Türkiye’de Yatırımların ve İstihdamın Durumu ve Mevcut Ortamın İyileştirilmesine İlişkin Öneriler (Maliye Hesap Uzmanları Vakfı Araştırma Yarışması İkincilik Ödülü);
Türk Sosyal Güvenlik Sisteminde Yaşanan Sorunlar ve Alınması Gereken Önlemler (Maliye Hesap Uzmanları Vakfı Araştırma Yarışması İkincilik Ödülü, Sevinç Akbulak ile birlikte);
Kayıp Yıllar: Türkiye’de 1980’li Yıllardan Bu Yana Kamu Borçlanma Politikaları ve Bankacılık Sektörüne Etkileri (Bankalar Yeminli Murakıpları Vakfı Eser Yarışması, Övgüye Değer Ödülü, Emre Kavaklı ve Ayça Tokmak ile birlikte);
Türkiye’de Sermaye Piyasası Araçları ve Halka Açık Anonim Şirketler (Sevinç Akbulak ile birlikte) ve Türkiye’de Reel ve Mali Sektör: Genel Durum, Sorunlar ve Öneriler (Sevinç Akbulak ile birlikte) başlıklı kitapları yayımlanmıştır.
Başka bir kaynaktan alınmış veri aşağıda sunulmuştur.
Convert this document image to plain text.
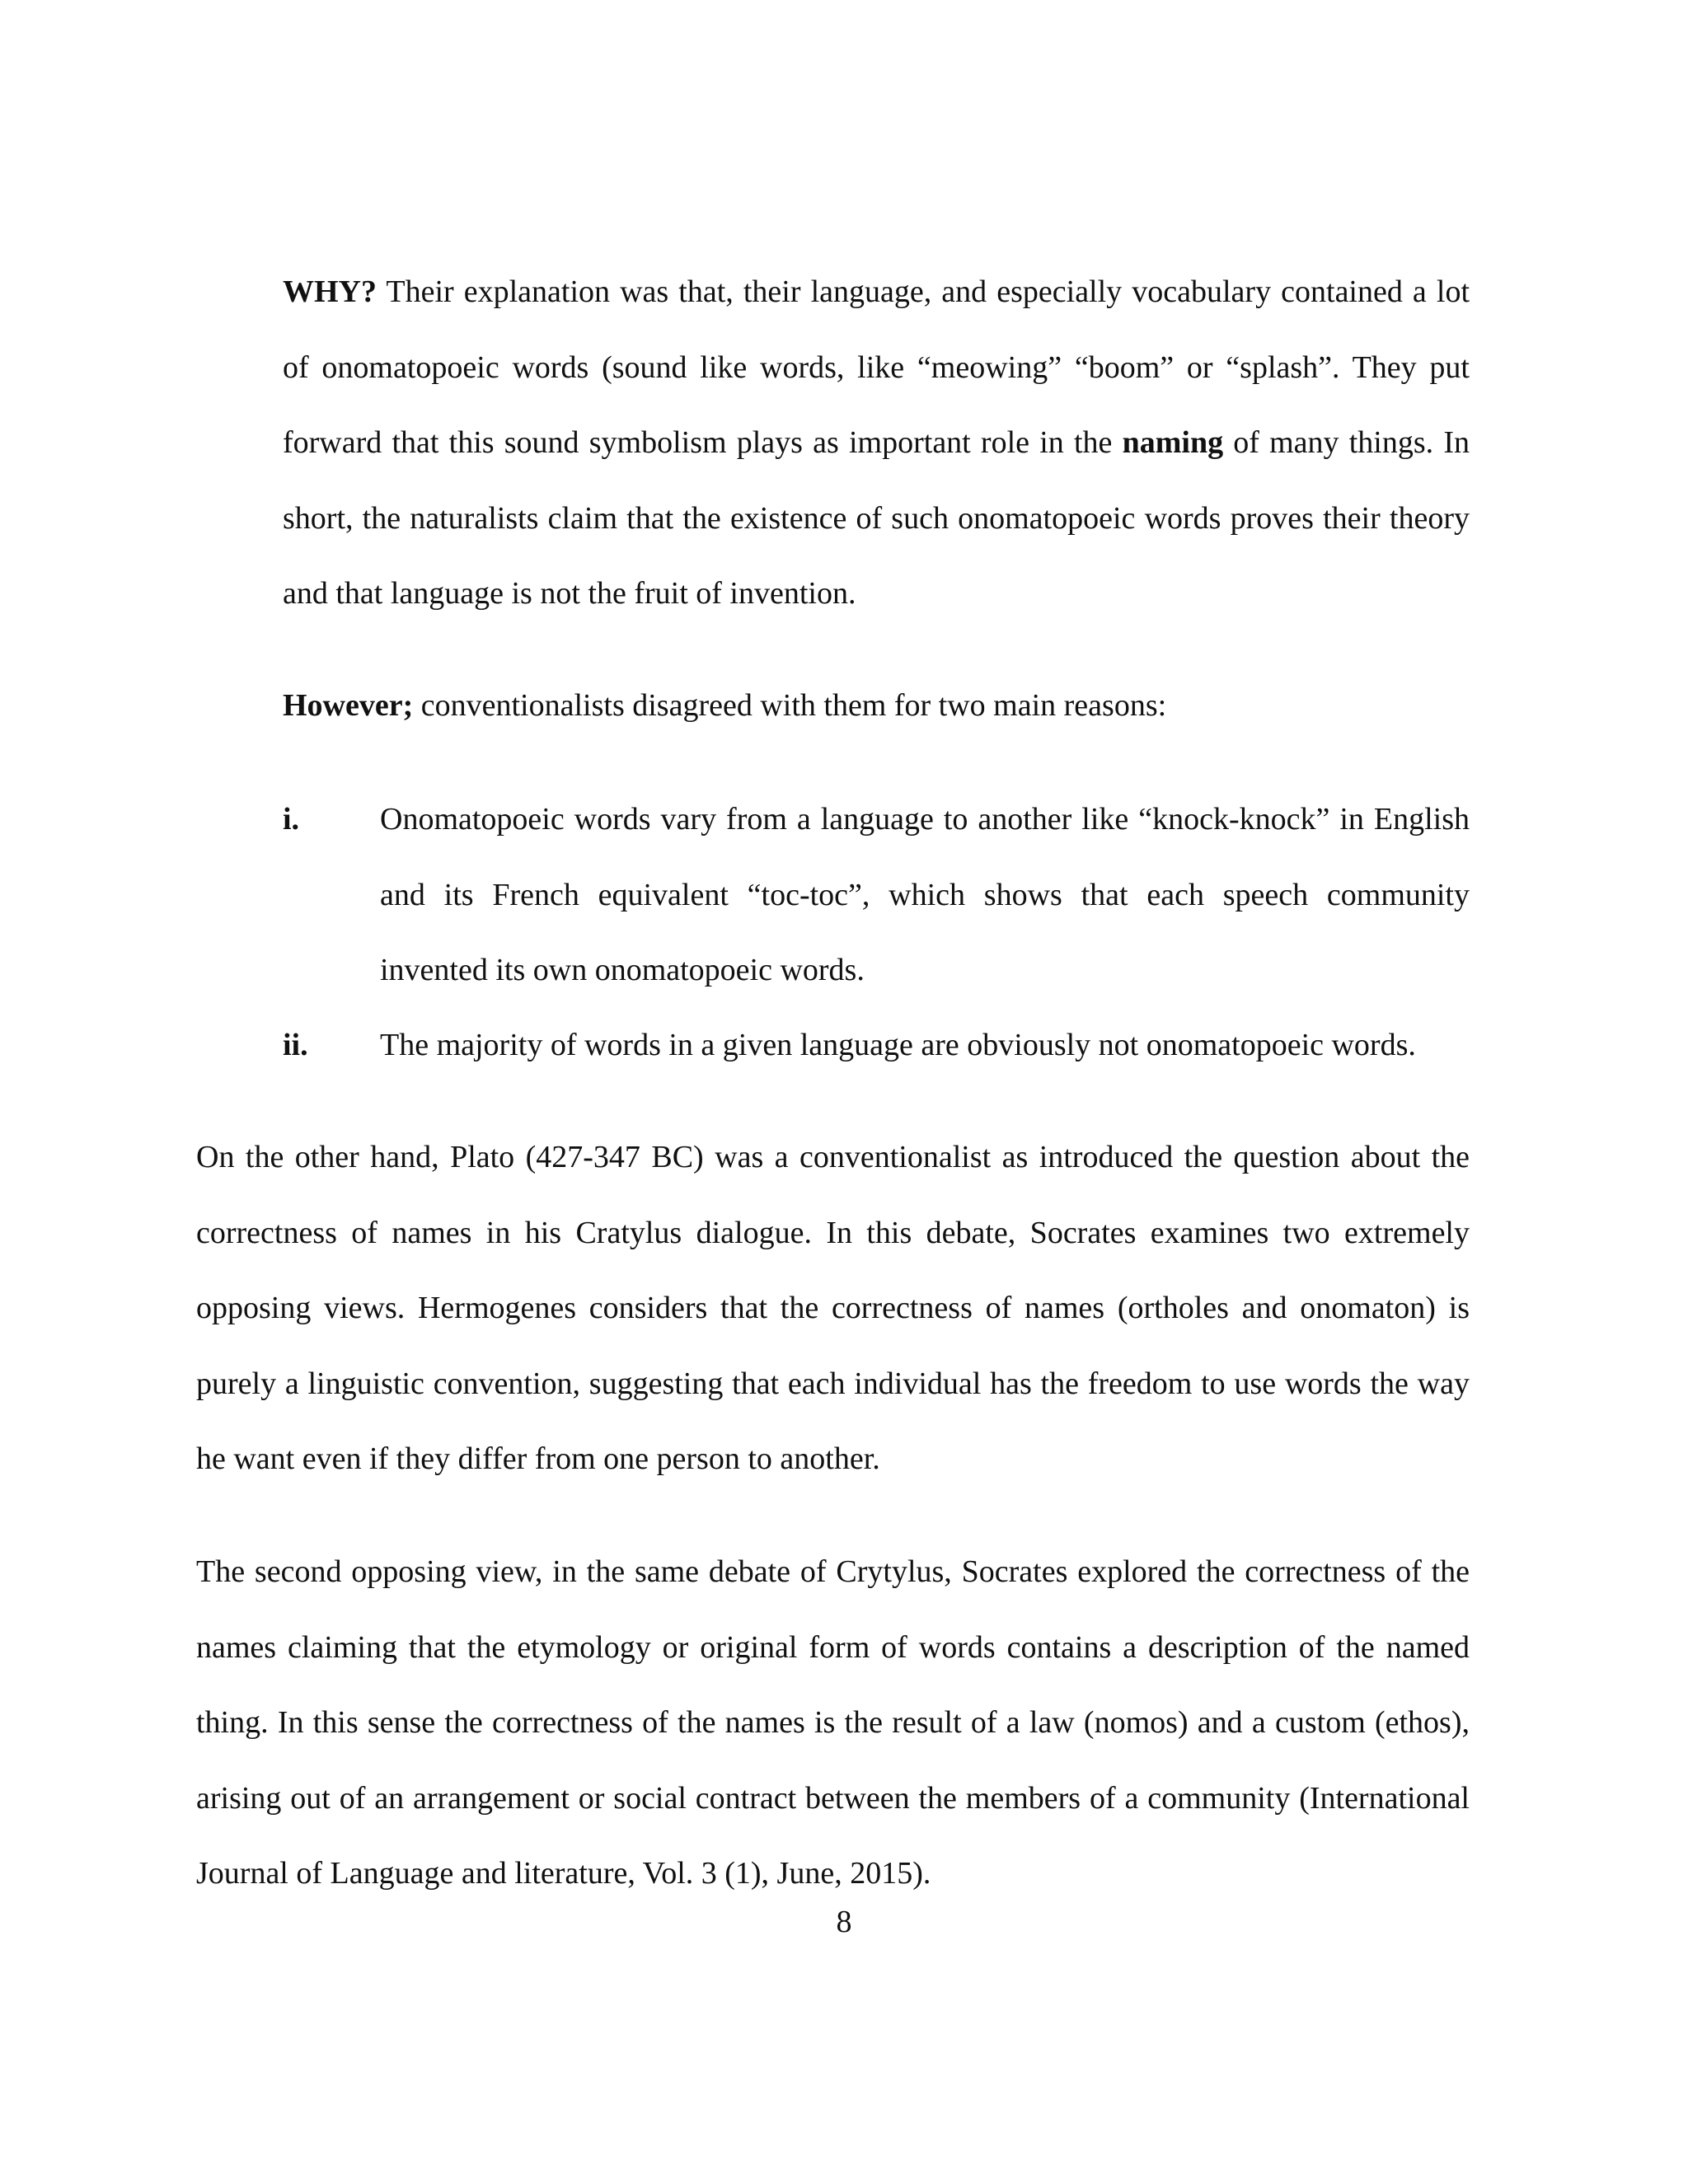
WHY? Their explanation was that, their language, and especially vocabulary contained a lot of onomatopoeic words (sound like words, like “meowing” “boom” or “splash”. They put forward that this sound symbolism plays as important role in the naming of many things. In short, the naturalists claim that the existence of such onomatopoeic words proves their theory and that language is not the fruit of invention.

However; conventionalists disagreed with them for two main reasons:

i.	Onomatopoeic words vary from a language to another like “knock-knock” in English and its French equivalent “toc-toc”, which shows that each speech community invented its own onomatopoeic words.
ii. The majority of words in a given language are obviously not onomatopoeic words.

On the other hand, Plato (427-347 BC) was a conventionalist as introduced the question about the correctness of names in his Cratylus dialogue. In this debate, Socrates examines two extremely opposing views. Hermogenes considers that the correctness of names (ortholes and onomaton) is purely a linguistic convention, suggesting that each individual has the freedom to use words the way he want even if they differ from one person to another.

The second opposing view, in the same debate of Crytylus, Socrates explored the correctness of the names claiming that the etymology or original form of words contains a description of the named thing. In this sense the correctness of the names is the result of a law (nomos) and a custom (ethos), arising out of an arrangement or social contract between the members of a community (International Journal of Language and literature, Vol. 3 (1), June, 2015).

8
Anonim Şirketlerde Kâr Dağıtımı Esasları ve Yedek Akçeler (Bilgi Toplumunda Hukuk, Ünal TEKİNALP’e Armağan, Cilt I; 2003), Anonim Şirketlerin Halka Açılması (Muğla Üniversitesi İktisadi ve İdari Bilimler Fakültesi Tartışma Tebliğleri Serisi II; 2004) ile Prof. Dr. Saim ÜSTÜNDAĞ’a Vefa Andacı (2020), Cilt II, Prof. Dr. Saim Üstündağ’a İthafen İlmi Makaleler (2021), Prof. Dr. Saim Üstündağ’a İthafen İlmi Makaleler II (2021), Sosyal Bilimlerde Güncel Gelişmeler (2021), Ticari İşletme Hukuku Fasikülü (2022), Ticari Mevzuat Notları (2022), Bilimsel Araştırmalar (2022), Hukuki İncelemeler (2023), Prof. Dr. Saim Üstündağ Adına Seçme Yazılar (2024), Hukuka Giriş (2024) başlıklı kitapların bazı bölümlerinin de yazarıdır.
1992 yılından beri Türkiye’de yayımlanan otuza yakın Dergi, Gazete ve Blog’da 2 bin 500’ü aşan Telif Makale ve Telif Yazı ile tamamı İngilizceden olmak üzere Türkçe Derleme ve Türkçe Çevirisi yayımlanmıştır.
1988 yılında intisap ettiği Sermaye Piyasası Kurulu’nda (SPK) uzman yardımcısı, uzman (yeterlik sınavı üçüncüsü), başuzman, daire başkanı ve başkanlık danışmanı; Özelleştirme İdaresi Başkanlığı GSM 1800 Lisansları Değerleme Komisyonunda üye olarak görev yapmış, ayrıca Vergi Konseyi’nin bazı alt çalışma gruplarında (Menkul Sermaye İratları ve Değer Artış Kazançları; Kayıt Dışı Ekonomi; Özkaynakların Güçlendirilmesi) yer almış olup; halen başuzman unvanıyla SPK’da çalışmaktadır.
Hayatı dosdoğru yaşamak ve çalışkanlık vazgeçilmez ilkeleridir. Ülkesi ‘Türkiye Cumhuriyeti’ her şeyin üstündedir.